Remember, the inverse of an orthogonal matrix equals its transpose. Here is how SVD transforms analytical formula for finding $\beta$ in the least squares problem:

     $(X^{T}X)^{-1}X^{T} = (V \Sigma^{T} U^{T} U \Sigma V^{T})^{-1} V \Sigma^{T} U^{T} = V \Sigma^{-1} (\Sigma^{T})^{-1} V^{T} V \Sigma^{T} U^{T} = V \Sigma^{-1} U^{T} = A^{+}$

In the end we get a formula of finding pseudoinverse of a matrix, so eventually, $\beta = A^{+}Y$. More about pseudoinverses can be found here.
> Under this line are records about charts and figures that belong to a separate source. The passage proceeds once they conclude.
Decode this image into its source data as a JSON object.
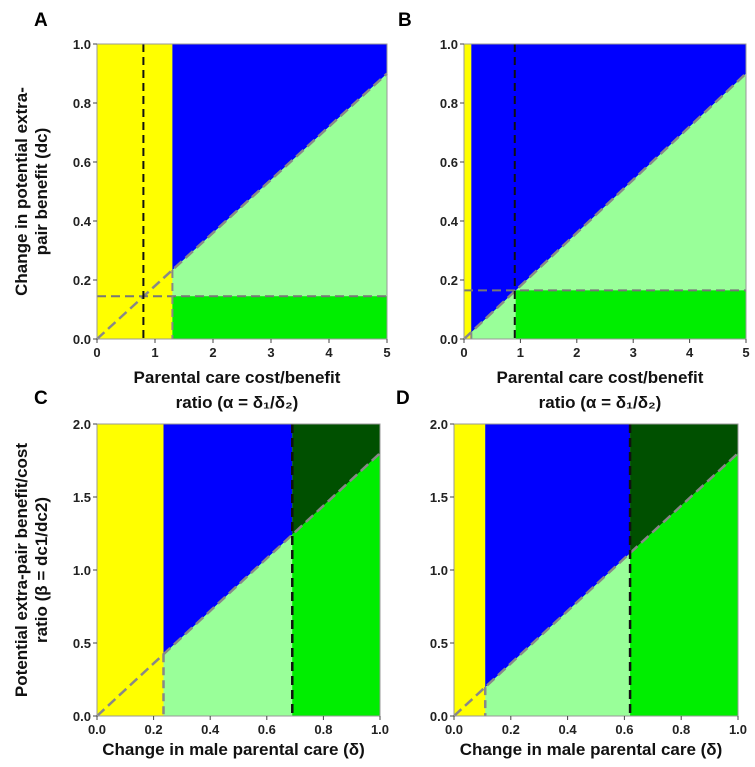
{
  "chart_data": [
    {
      "panel": "A",
      "type": "area",
      "xlim": [
        0,
        5
      ],
      "ylim": [
        0,
        1
      ],
      "xticks": [
        "0",
        "1",
        "2",
        "3",
        "4",
        "5"
      ],
      "yticks": [
        "0.0",
        "0.2",
        "0.4",
        "0.6",
        "0.8",
        "1.0"
      ],
      "xlabel_lines": [
        "Parental care cost/benefit",
        "ratio (α = δ₁/δ₂)"
      ],
      "ylabel_lines": [
        "Change in potential extra-",
        "pair benefit (dc)"
      ],
      "boundaries": {
        "vline": 1.3,
        "diagonal_slope": 0.18,
        "hline": 0.145,
        "dash_v_black": 0.8
      },
      "region_colors": {
        "yellow": "#ffff00",
        "blue": "#0000ff",
        "light_green": "#99ff99",
        "green": "#00ee00",
        "dark_green": "#005000"
      }
    },
    {
      "panel": "B",
      "type": "area",
      "xlim": [
        0,
        5
      ],
      "ylim": [
        0,
        1
      ],
      "xticks": [
        "0",
        "1",
        "2",
        "3",
        "4",
        "5"
      ],
      "yticks": [
        "0.0",
        "0.2",
        "0.4",
        "0.6",
        "0.8",
        "1.0"
      ],
      "xlabel_lines": [
        "Parental care cost/benefit",
        "ratio (α = δ₁/δ₂)"
      ],
      "boundaries": {
        "vline": 0.13,
        "diagonal_slope": 0.18,
        "hline": 0.165,
        "dash_v_black": 0.9
      },
      "region_colors": {
        "yellow": "#ffff00",
        "blue": "#0000ff",
        "light_green": "#99ff99",
        "green": "#00ee00",
        "dark_green": "#005000"
      }
    },
    {
      "panel": "C",
      "type": "area",
      "xlim": [
        0,
        1
      ],
      "ylim": [
        0,
        2
      ],
      "xticks": [
        "0.0",
        "0.2",
        "0.4",
        "0.6",
        "0.8",
        "1.0"
      ],
      "yticks": [
        "0.0",
        "0.5",
        "1.0",
        "1.5",
        "2.0"
      ],
      "xlabel_lines": [
        "Change in male parental care (δ)"
      ],
      "ylabel_lines": [
        "Potential extra-pair benefit/cost",
        "ratio (β = dc1/dc2)"
      ],
      "boundaries": {
        "vline": 0.235,
        "diagonal_slope": 1.8,
        "dash_v_black": 0.69
      },
      "region_colors": {
        "yellow": "#ffff00",
        "blue": "#0000ff",
        "light_green": "#99ff99",
        "green": "#00ee00",
        "dark_green": "#005000"
      }
    },
    {
      "panel": "D",
      "type": "area",
      "xlim": [
        0,
        1
      ],
      "ylim": [
        0,
        2
      ],
      "xticks": [
        "0.0",
        "0.2",
        "0.4",
        "0.6",
        "0.8",
        "1.0"
      ],
      "yticks": [
        "0.0",
        "0.5",
        "1.0",
        "1.5",
        "2.0"
      ],
      "xlabel_lines": [
        "Change in male parental care (δ)"
      ],
      "boundaries": {
        "vline": 0.11,
        "diagonal_slope": 1.8,
        "dash_v_black": 0.62
      },
      "region_colors": {
        "yellow": "#ffff00",
        "blue": "#0000ff",
        "light_green": "#99ff99",
        "green": "#00ee00",
        "dark_green": "#005000"
      }
    }
  ]
}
By using SVD for the least square problem there is no need to calculate inverse of any matrix other than diagonal (which is plain easy), which simplifies calculations and makes the result more accurate.

QR decomposition

One fairly efficient method for solving least squares is to do so with QR decomposition. This is a method which is similarly to SVD based on orthogonalization, which means avoiding forming $X^{T}X$ matrix thus being more stable. On the whole, compared to SVD, QR decomposition (Householder implementation) is slightly more efficient in finding least squares solution, however, it may be less stable. In addition, QR decomposition assumes matrix $X$ to be full-rank, that is each column of $X$ is linearly independent.

This is how QR decomposition is applied to linear regression problem:

     $X \beta = y + \varepsilon$

     $QR \beta = y + \varepsilon$

     $R \beta = Q^{T}y + Q^{T}\varepsilon$

From here $Q^{T}y$ and $Q^{T}\varepsilon$ result into vectors, and $R$ becomes an upper-triangular matrix of size $n \times m$. Such system is easy to solve numerically.
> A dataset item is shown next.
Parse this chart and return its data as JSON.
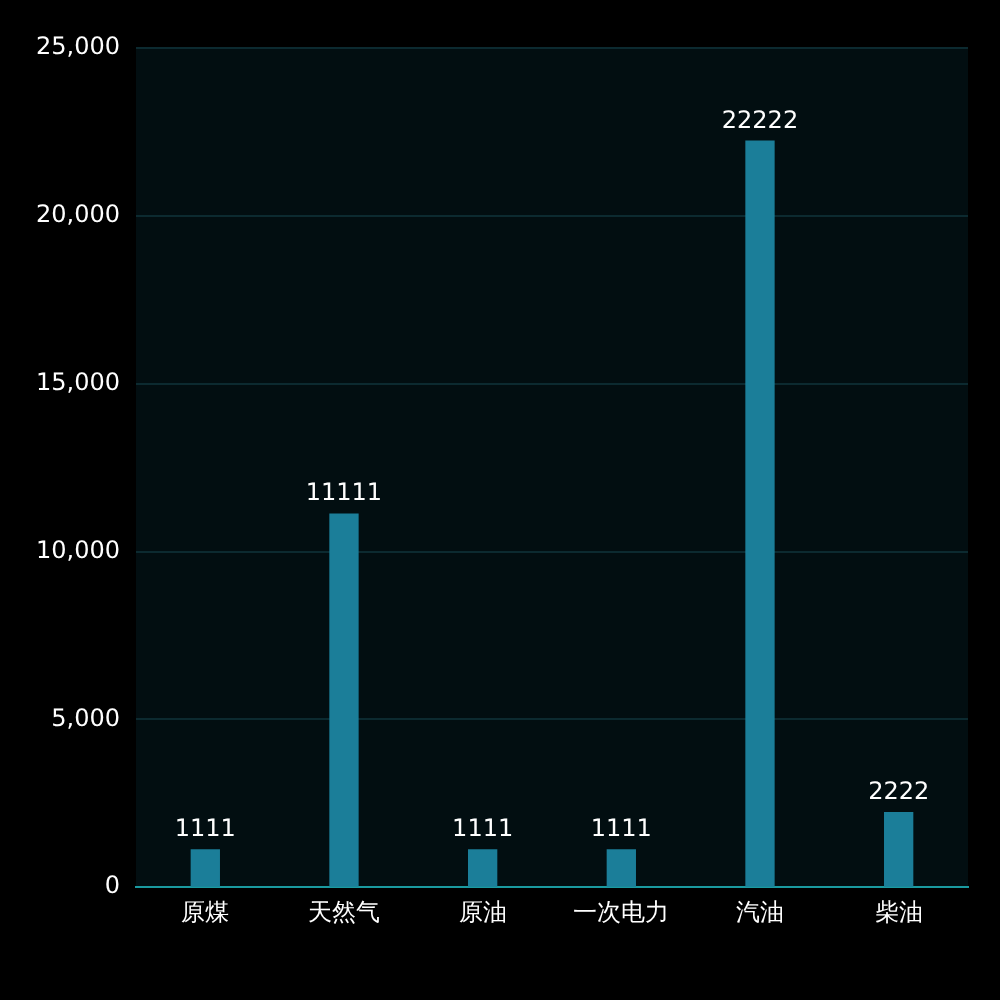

Vector $Q^{T}\varepsilon$ is minimized when $R \beta - Q^{T}y$ is maximally close to 0. Now, when $n > m$ the expression takes the following generalized form:

\[Q^{T}\varepsilon = \left[\begin{array}{c} R \\ 0 \end{array} \right] \beta - \left[\begin{array}{c} (Q^{T}y)_{m} \\ (Q^{T}y)_{n-m} \end{array} \right] = \left[\begin{array}{c} R \beta - (Q^{T}y)_{m} \\ 0 - (Q^{T}y)_{n-m} \end{array} \right] = \left[\begin{array}{c} u \\ v \end{array} \right]\]

We can find such values of $\beta$ so that $u$ becomes 0. Values of $v$ remain as they are representing minimized residuals.